The American Craft Fest (ACF), held June 8 and 9 at the Union Depot in St. Paul, was bustling with crafters and guests of all ages.
The event was a first for the American Craft Council (ACC) and hosted vendors displaying a wide range of what crafts can be. The crafters included more traditional ceramicists, jewelry makers and textile artists as well as a local kombucha company and an astrologer.
Eric Wilson, director of marketing and communications for the ACC, said creating this broad perspective was intentional.
“Craft is having a moment and we want to support that moment as much as possible,” Wilson said.
One crafter was Katja Johnson, a recent University of Minnesota graduate and assistant manager at Mudluk Pottery in south Minneapolis. Johnson demonstrated how to sculpt bananas in a variety of sizes and ripeness out of clay. I had seen this technique on Instagram, which is what compelled me to visit the Craft Fest on Sunday.
“OK, bananas. Cool, but why?” Johnson said, imitating a theoretical skeptic of their demonstration. “OK, but why not?”
Visitors to the Mudluk Pottery table were hardly skeptical of Johnson’s craft, though. Two children came up to the table, clearly entranced by the miniature bananas out for display.
“You can touch it,” Johnson told them. The child pinched it between their small fingers. “It just needs to be fired, though.”
Another visitor, an older woman, beamed at Johnson. “Those just make me smile,” she laughed.
Johnson described their seemingly random choice to sculpt bananas to demonstrate ceramics as elevating an everyday object to rediscover meaning in the mundane.
“It’s a whimsical take on replication,” Johnson said. “There are so many different emotional attachments to objects which create a million different pathways to memory.”
Johnson said someone had commented on the overripe banana, saying it was time to make banana bread. A random, fun object had become significant through replication, impulse and creativity.
My favorites were the bunch of three small, plump plantains.

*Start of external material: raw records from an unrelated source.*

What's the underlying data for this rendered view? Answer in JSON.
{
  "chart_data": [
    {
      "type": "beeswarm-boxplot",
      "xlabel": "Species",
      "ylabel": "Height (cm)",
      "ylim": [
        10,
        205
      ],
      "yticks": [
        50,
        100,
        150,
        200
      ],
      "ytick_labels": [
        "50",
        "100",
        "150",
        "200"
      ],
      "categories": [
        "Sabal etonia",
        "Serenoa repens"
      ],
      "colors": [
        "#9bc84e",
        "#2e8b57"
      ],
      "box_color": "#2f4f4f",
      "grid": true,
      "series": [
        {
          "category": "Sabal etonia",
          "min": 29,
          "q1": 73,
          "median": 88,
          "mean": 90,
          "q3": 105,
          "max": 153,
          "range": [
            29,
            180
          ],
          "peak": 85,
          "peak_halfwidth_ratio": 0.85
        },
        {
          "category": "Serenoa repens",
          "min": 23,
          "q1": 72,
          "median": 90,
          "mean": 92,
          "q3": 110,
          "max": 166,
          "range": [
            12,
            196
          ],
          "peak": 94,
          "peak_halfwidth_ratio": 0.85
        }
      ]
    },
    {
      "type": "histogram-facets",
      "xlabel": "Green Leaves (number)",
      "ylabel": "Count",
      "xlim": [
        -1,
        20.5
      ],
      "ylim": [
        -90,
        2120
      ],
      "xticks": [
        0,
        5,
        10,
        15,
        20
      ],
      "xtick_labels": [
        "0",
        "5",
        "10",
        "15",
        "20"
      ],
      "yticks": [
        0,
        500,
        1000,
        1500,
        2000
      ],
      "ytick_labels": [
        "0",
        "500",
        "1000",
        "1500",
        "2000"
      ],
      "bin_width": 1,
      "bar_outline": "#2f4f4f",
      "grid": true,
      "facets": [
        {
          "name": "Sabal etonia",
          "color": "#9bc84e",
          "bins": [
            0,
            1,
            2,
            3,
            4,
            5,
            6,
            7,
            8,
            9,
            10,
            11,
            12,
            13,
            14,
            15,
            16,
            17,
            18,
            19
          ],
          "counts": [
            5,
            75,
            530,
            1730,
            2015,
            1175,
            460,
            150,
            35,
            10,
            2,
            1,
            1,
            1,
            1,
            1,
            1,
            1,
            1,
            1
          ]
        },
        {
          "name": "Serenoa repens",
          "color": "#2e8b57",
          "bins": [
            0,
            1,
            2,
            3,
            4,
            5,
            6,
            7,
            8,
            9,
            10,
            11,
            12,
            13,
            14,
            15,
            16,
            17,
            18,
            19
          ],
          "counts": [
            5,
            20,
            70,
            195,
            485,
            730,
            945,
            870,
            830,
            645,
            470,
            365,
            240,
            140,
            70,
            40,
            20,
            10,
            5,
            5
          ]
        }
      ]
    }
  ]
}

It brought back a memory of seeing them for the first time at a grocery store and delightfully admiring how cute they were.
Wilson said the ACF was “an opportunity to get up close with craft” and was meant to “(shrink) the distance between maker and attendee.”
Roxanne Richardson of the Weaver’s Guild of Minnesota explained how to spin yarn on a wheel and demonstrated by having me pull apart a clump of wool from her hand.
She told me to pull just until there was a thin, sinewy connection between the clump in her hand and the one in mine. Then she told me to twist clockwise.
“The wheel does the twisting for you,” Richardson said as she pushed the pedals of the wheel with her feet. The yarn twisted and spun through the larger main wheel before collecting around a smaller wheel on top, which formed the spool of yarn.
Richardson, a knitter by craft and spinner for five years, told me about spinning classes at the Weaver’s Guild where attendees can get wheels to use.
My next stop was the Textile Center’s table where I pounded plant matter into treated cotton with a hammer. The result was a sweet-smelling, splotchy, artful mess.
I tried kombucha samples from Northstar Kombucha, locally made in Northeast Minneapolis. Their grapefruit basil flavor had an explosion of bright herbiness at the end but a fruitiness that was too neutral.
The powerful sweetness of white peach reminded me of my favorite juice as a kid: Ocean Spray white-cranberry strawberry.
I was on my way out before I spotted the sign for astrology readings by Silver Rising Astrology, housed at The Future, a metaphysical store in south Minneapolis.
I told the astrologer, Lacey Prpić Hedtke, I was surprised to see astrology at a craft fest.
“I love the Craft Council,” she said, adding that it was not her first time doing readings at a craft fest.
Prpić Hedtke (who is an Aquarius sun, Aries moon and Taurus rising, for those interested) said she had been interested in astrology since she was 12.
“It helps me understand who I am and how other people are,” she said.
Prpić Hedtke said she turned her interest into a business when she realized she could help others.
“Being an astrologer is a lot like being a therapist, and I love giving people pep talks,” she said. “People can see themselves reflected in a chart and I can help them understand themselves better.”
I agree the categorical nature of astrology is very pleasing, but it is interesting to see how no two people with the same sign or placement are alike.
Prpić Hedtke brought up twins as an example, and I thought of my own twin, whose Leo voice and energy boom over mine but whose heart is just as big as mine and always holds space for me.
Although I did not buy things at the Craft Fest, I left feeling excited and connected, and I intend to return next year.